New DOJ Asset Seizure Memorandum

April 1, 2015

On March 31, 2015, the Department of Justice announced that it had issued a new policy to restrict the use of asset forfeiture in structuring offenses. This shift in tactics was likely prompted by growing media reports of abuses that particularly victimized legitimate, small business owners who had made cash bank deposits in amounts under $10,000.  Although the government's approach of seizing assets perceived to have been used in illegal banking transactions was anticipated as an effective pre-emptive method to hinder growing efforts to circumvent currency reporting and to further illegal money laundering, the uneven application of the seizures came off as heavy-handed and immune to reasonable appeals for a prompt release of seized funds.

Under the newly announced protocol, prior to the filing of criminal charges, DOJ will now limit the use of warrants permitting asset seizures and will impose a "probable cause" standard. As set forth in the DOJ Memorandum:

If no criminal charge has been filed and a prosecutor has not obtained the approval identified below, a prosecutor shall not move to seize structured funds unless there is probable cause that the structured funds were generated by unlawful activity or that the structured funds were intended for use in, or to conceal or promote, ongoing or anticipated unlawful activity. For these purposes, "unlawful activity" includes instances in which the investigation revealed no known legitimate source for the funds being structured. Also for these purposes, the term "anticipated unlawful activity" does not include future Title 26 offenses. The basis for linking the structured funds to additional unlawful activity must receive appropriate supervisory approval and be memorialized in the prosecutor's records.

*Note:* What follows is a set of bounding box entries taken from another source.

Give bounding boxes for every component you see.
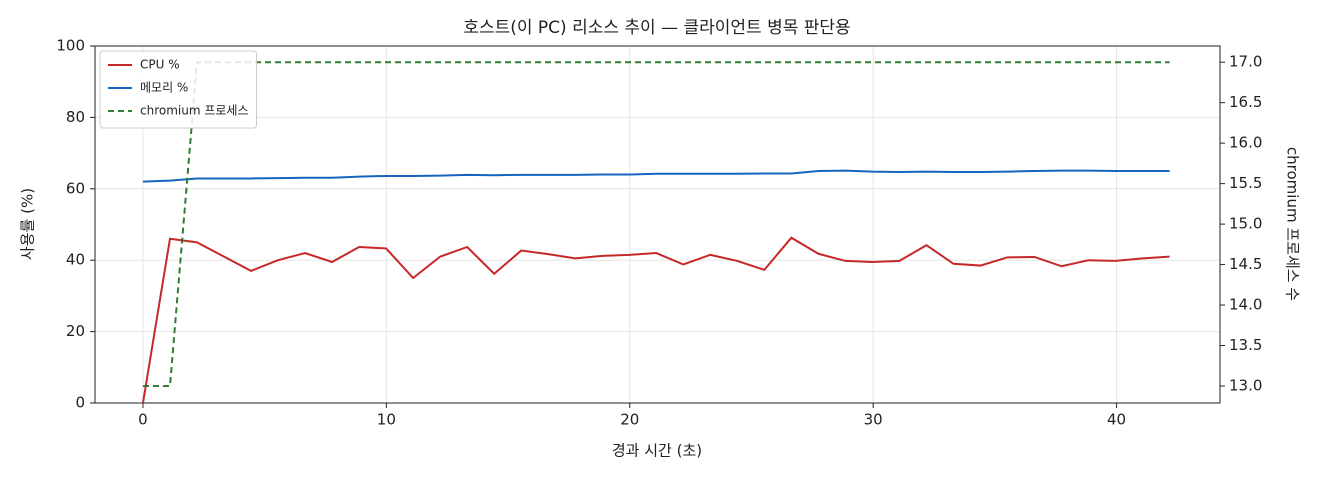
series-line (142, 169, 1170, 183)
y2-tick-label: 16.5 (1229, 93, 1262, 111)
x-tick-label: 10 (377, 411, 396, 429)
y2-tick-label: 14.0 (1229, 296, 1262, 314)
legend-label: chromium 프로세스 (140, 104, 249, 118)
legend-label: CPU % (140, 58, 180, 72)
legend-box (99, 50, 258, 129)
plot-frame (94, 45, 1221, 404)
y2-tick-label: 13.5 (1229, 336, 1262, 354)
y-tick-label: 40 (66, 251, 85, 269)
y-tick-label: 0 (75, 394, 85, 412)
series-line (141, 236, 1170, 404)
legend: CPU % 메모리 % chromium 프로세스 (99, 50, 258, 129)
y2-tick-label: 13.0 (1229, 377, 1262, 395)
y2-tick-label: 15.5 (1229, 174, 1262, 192)
y-axis-label: 사용률 (%) (19, 188, 37, 260)
series-line (142, 61, 1170, 387)
y2-tick-label: 14.5 (1229, 255, 1262, 273)
y-tick-label: 60 (66, 179, 85, 197)
y2-axis-label: chromium 프로세스 수 (1284, 147, 1302, 301)
x-tick-label: 30 (864, 411, 883, 429)
y2-tick-label: 17.0 (1229, 53, 1262, 71)
x-axis-label: 경과 시간 (초) (612, 442, 702, 460)
x-tick-label: 0 (138, 411, 148, 429)
y-tick-label: 100 (56, 37, 85, 55)
x-tick-label: 40 (1107, 411, 1126, 429)
legend-label: 메모리 % (140, 81, 188, 95)
y2-tick-label: 16.0 (1229, 134, 1262, 152)
chart-title: 호스트(이 PC) 리소스 추이 — 클라이언트 병목 판단용 (463, 18, 850, 38)
y-tick-label: 20 (66, 322, 85, 340)
x-tick-label: 20 (620, 411, 639, 429)
y2-tick-label: 15.0 (1229, 215, 1262, 233)
y-tick-label: 80 (66, 108, 85, 126)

An exception to the restriction on warrants is permitted when a U.S. Attorney or the Chief of the DOJ's Criminal Division/Asset Forfeiture and Money Laundering section personally determines that a proposed asset seizure is a compelling law enforcement interest. Among the reasons set forth in the Memorandum that would serve as a predicate for the exception;

The U.S. Attorney or Chief of AFMLS may grant approval if there is a compelling law enforcement reason to seek a warrant, including, but not limited to, reasons such as: serial evasion of the reporting or record keeping requirements; the causing of domestic financial institutions to file false or incomplete reports; and violations committed, or aided and abetted, by persons who are owners, officers, directors or employees of domestic financial institutions. 

In apparent response to criticism about its prior seizure policy, DOJ will now require that a prosecutor promptly direct the return of funds by any seizing agency if a determination has been made that there is insufficient admissible evidence for any contemplated charges to prevail at civil or criminal trial.  As set forth in the Memorandum:

There may be instances in which a prosecutor properly obtains a seizure warrant but subsequently determines that there is insufficient admissible evidence to prevail at either civil or criminal trial for violations of the structuring statute or another federal crime for which forfeiture of the seized assets is authorized. In such cases, within seven (7) days of reaching this conclusion, the prosecutor must direct the seizing agency to return the full amount of the seized money. Once directed, the seizing agency will promptly initiate the process to return the seized funds.

This new policy includes a 150-day deadline by which a prosecutor must file an indictment or a civil complaint against the seized funds. In situations where charges are settled, DOJ has promulgated a policy requiring a formal, written settlement agreement for structuring offenses.